I can count the number of times I've had binary file corruption due to line ending conversion on zero hands. And I'm old enough to have used FTP extensively. Seems kind of unnecessary.
“Modern” FTP clients would auto detect if you were sending text or binary files and thus disable line conversations for binary.
But go back to the 90s and before, and you’d have to manually select whether you were sending text or binary data. Often these clients defaulted to text and so you’d end up accidentally corrupting files if you weren’t careful.
And, if you were using a Windows client talking to a Unix server, you didn't want to get a text file in binary mode, since most programs at the time couldn't handle Unix line endings. This is much better nowadays, to the point that it rarely matters on either side of the platform divide which type of line endings you use.
> I don't understand why the default would be anything but "commit the file as is"

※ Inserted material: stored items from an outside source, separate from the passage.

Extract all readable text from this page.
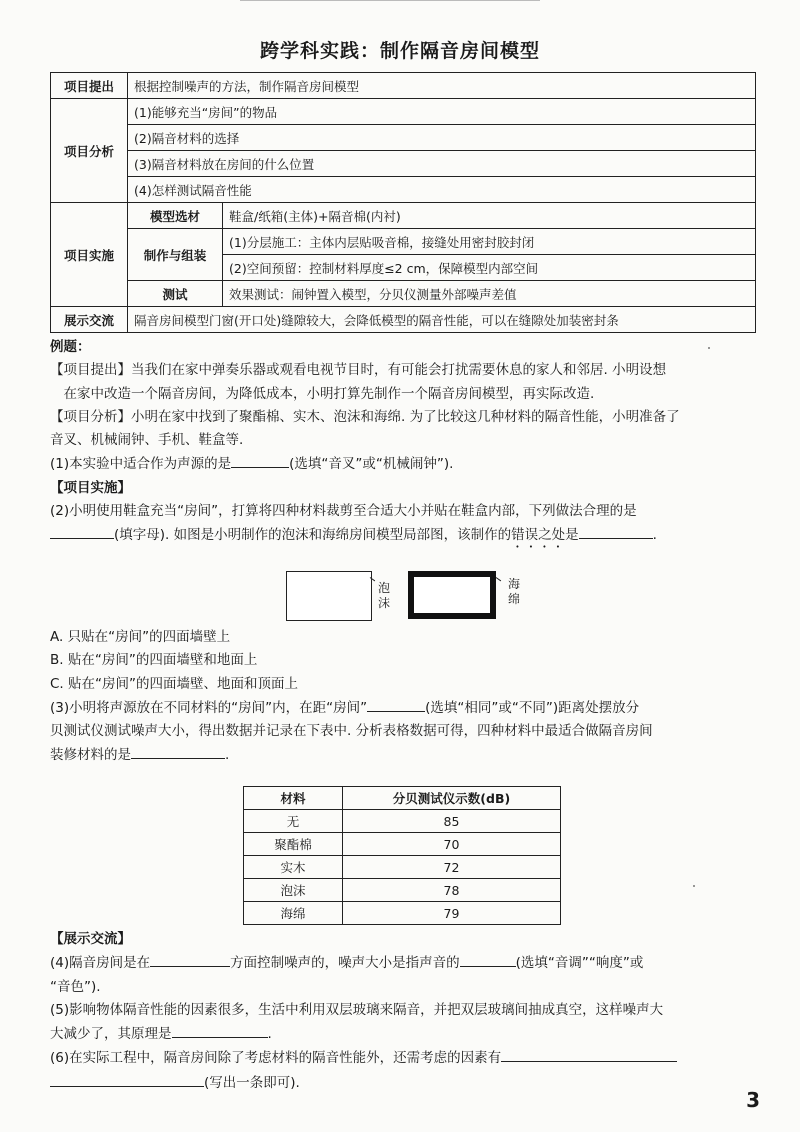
跨学科实践：制作隔音房间模型
项目提出	根据控制噪声的方法，制作隔音房间模型	
项目分析	(1)能够充当“房间”的物品	
	(2)隔音材料的选择	
	(3)隔音材料放在房间的什么位置	
	(4)怎样测试隔音性能	
项目实施	模型选材	鞋盒/纸箱(主体)+隔音棉(内衬)
	制作与组装	(1)分层施工：主体内层贴吸音棉，接缝处用密封胶封闭
		(2)空间预留：控制材料厚度≤2 cm，保障模型内部空间
	测试	效果测试：闹钟置入模型，分贝仪测量外部噪声差值
展示交流	隔音房间模型门窗(开口处)缝隙较大，会降低模型的隔音性能，可以在缝隙处加装密封条	
例题：
【项目提出】当我们在家中弹奏乐器或观看电视节目时，有可能会打扰需要休息的家人和邻居. 小明设想
在家中改造一个隔音房间，为降低成本，小明打算先制作一个隔音房间模型，再实际改造.
【项目分析】小明在家中找到了聚酯棉、实木、泡沫和海绵. 为了比较这几种材料的隔音性能，小明准备了
音叉、机械闹钟、手机、鞋盒等.
(1)本实验中适合作为声源的是	(选填“音叉”或“机械闹钟”).
【项目实施】
(2)小明使用鞋盒充当“房间”，打算将四种材料裁剪至合适大小并贴在鞋盒内部，下列做法合理的是
(填字母). 如图是小明制作的泡沫和海绵房间模型局部图，该制作的错误之处是	.
泡沫
海绵
A. 只贴在“房间”的四面墙壁上
B. 贴在“房间”的四面墙壁和地面上
C. 贴在“房间”的四面墙壁、地面和顶面上
(3)小明将声源放在不同材料的“房间”内，在距“房间”	(选填“相同”或“不同”)距离处摆放分
贝测试仪测试噪声大小，得出数据并记录在下表中. 分析表格数据可得，四种材料中最适合做隔音房间
装修材料的是	.
材料	分贝测试仪示数(dB)
无	85
聚酯棉	70
实木	72
泡沫	78
海绵	79
【展示交流】
(4)隔音房间是在	方面控制噪声的，噪声大小是指声音的	(选填“音调”“响度”或
“音色”).
(5)影响物体隔音性能的因素很多，生活中利用双层玻璃来隔音，并把双层玻璃间抽成真空，这样噪声大
大减少了，其原理是	.
(6)在实际工程中，隔音房间除了考虑材料的隔音性能外，还需考虑的因素有
(写出一条即可).
3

Because it’s not uncommon for dev tools on Windows to generate DOS line endings when modifying files (for example when adding an element to an XML configuration file, all line endings of the file may be converted when it is rewritten out from its parsed form), and if those where committed as-is, you’d get a lot of gratuitous changes in the commit and also complaints from the Unix users.
For Git, the important thing is to have a .gitattributes file in the repository with “* text=auto” in it (plus more specific settings as desired). The text/binary auto-detection works mostly fine.
Up until just a few years ago, Notepad on Windows could not handle Unix-style line endings. It probably makes sense now to adopt the as-is convention, but for a while, it made more sense to convert when checking out, and then to prevent spurious diffs, convert back when committing.
Line endings between windows and unix-like systems were so painful that when I started development on my shell scripting language, I wrote a bunch of code to all Linux to handle Windows files and visa versa.
Though this has nothing to do with FTP. I’d already abandoned that protocol by then.
But go back to the 90s and before, and you’d have to manually select whether you were sending text or binary data. Often these clients defaulted to text and so you’d end up accidentally corrupting files if you weren’t careful.